働き方を極限まで絞る 100食限定ランチ店の経営理念青山ブックセンター本店

柱の側面で特設のミニコーナーを展開。著者イベントの告知や関連書とあわせて展示する(青山ブックセンター本店)
柱の側面で特設のミニコーナーを展開。著者イベントの告知や関連書とあわせて展示する(青山ブックセンター本店)

ビジネス街の書店をめぐりながら、その時々のその街の売れ筋本をウオッチしていくシリーズ。今回は2~3カ月に一度訪れている準定点観測書店の青山ブックセンター本店だ。前回訪れたのは4月末。ベストテンを比べると、7冊が入れ替わった。新刊の少なかった10連休明けを乗り越えて、新たな顔ぶれがビジネス書を引っ張る。そんな中、書店員が注目するのは、脱業績至上主義を掲げる異色の飲食店オーナーが語る体験的経営論だった。

残業ゼロの外食店

その本は中村朱美『売上を、減らそう。』(ライツ社)。中村氏は京都で国産牛ステーキ丼専門店「佰食屋(ひゃくしょくや)」など3店を切り盛りするminitts(京都市)の代表取締役だ。
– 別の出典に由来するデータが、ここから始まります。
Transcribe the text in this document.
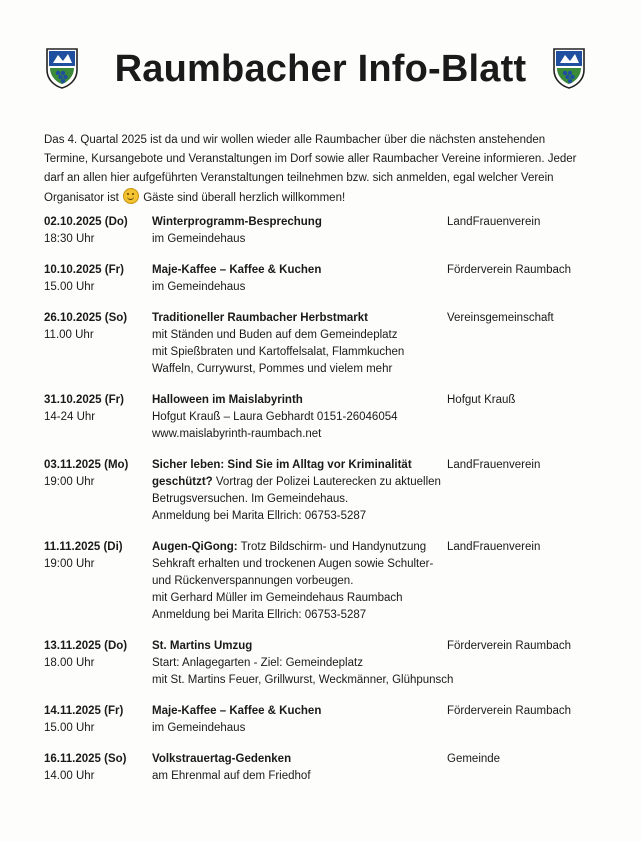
Raumbacher Info-Blatt
Das 4. Quartal 2025 ist da und wir wollen wieder alle Raumbacher über die nächsten anstehenden Termine, Kursangebote und Veranstaltungen im Dorf sowie aller Raumbacher Vereine informieren. Jeder darf an allen hier aufgeführten Veranstaltungen teilnehmen bzw. sich anmelden, egal welcher Verein Organisator ist Gäste sind überall herzlich willkommen!
02.10.2025 (Do)
18:30 Uhr
Winterprogramm-Besprechung
im Gemeindehaus
LandFrauenverein
10.10.2025 (Fr)
15.00 Uhr
Maje-Kaffee – Kaffee & Kuchen
im Gemeindehaus
Förderverein Raumbach
26.10.2025 (So)
11.00 Uhr
Traditioneller Raumbacher Herbstmarkt
mit Ständen und Buden auf dem Gemeindeplatz
mit Spießbraten und Kartoffelsalat, Flammkuchen
Waffeln, Currywurst, Pommes und vielem mehr
Vereinsgemeinschaft
31.10.2025 (Fr)
14-24 Uhr
Halloween im Maislabyrinth
Hofgut Krauß – Laura Gebhardt 0151-26046054
www.maislabyrinth-raumbach.net
Hofgut Krauß
03.11.2025 (Mo)
19:00 Uhr
Sicher leben: Sind Sie im Alltag vor Kriminalität
geschützt? Vortrag der Polizei Lauterecken zu aktuellen
Betrugsversuchen. Im Gemeindehaus.
Anmeldung bei Marita Ellrich: 06753-5287
LandFrauenverein
11.11.2025 (Di)
19:00 Uhr
Augen-QiGong: Trotz Bildschirm- und Handynutzung
Sehkraft erhalten und trockenen Augen sowie Schulter-
und Rückenverspannungen vorbeugen.
mit Gerhard Müller im Gemeindehaus Raumbach
Anmeldung bei Marita Ellrich: 06753-5287
LandFrauenverein
13.11.2025 (Do)
18.00 Uhr
St. Martins Umzug
Start: Anlagegarten - Ziel: Gemeindeplatz
mit St. Martins Feuer, Grillwurst, Weckmänner, Glühpunsch
Förderverein Raumbach
14.11.2025 (Fr)
15.00 Uhr
Maje-Kaffee – Kaffee & Kuchen
im Gemeindehaus
Förderverein Raumbach
16.11.2025 (So)
14.00 Uhr
Volkstrauertag-Gedenken
am Ehrenmal auf dem Friedhof
Gemeinde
開業資金500万円で2012年に開業したこの店は1日限定100食の提供が売り物。それも午前11時から午後2時半のランチタイムだけの営業で売り切る。従業員たちの残業はゼロ。早く売り切れば早く帰れるというスタイルを続けている。

佰食屋や中村氏のことは既に知っているという人も多いだろう。長時間労働の印象が強い外食産業で残業ゼロを実現という点が注目されて、経済ニュース番組「ワールドビジネスサテライト」をはじめ、テレビの特集で何度も取り上げられ、「ウーマン・オブ・ザ・イヤー2019」にも選出された。その人自らが自分の言葉で事業の理念とよって来たるところを歩みとともに語っているのが本書の一番の読みどころだ。

開店直後は1日20食ほどしか売れなかった。それが口コミやネットニュースで評判が広がり、開店3カ月後テレビの街ブラ系番組で取り上げられるに及んでついに100食を売り切れるようになる。それでもその頃までは午後5時半から8時までディナータイムも営業していた。

だが、その後2人目の子供を授かったとき、転機が訪れる。「もしこの子が生まれたら、きっとまたお店に立つ時間は減るだろう。今度は長女の保育園の送り迎えもはじまる。……じゃあ、(夜の営業を)従業員たちにまかせる? いや、私ができないことを従業員にお願いするのは、申し訳ない。それなら思い切って、夜営業はやめてしまおう」と決断するのだ。オープンから3年たった頃だった。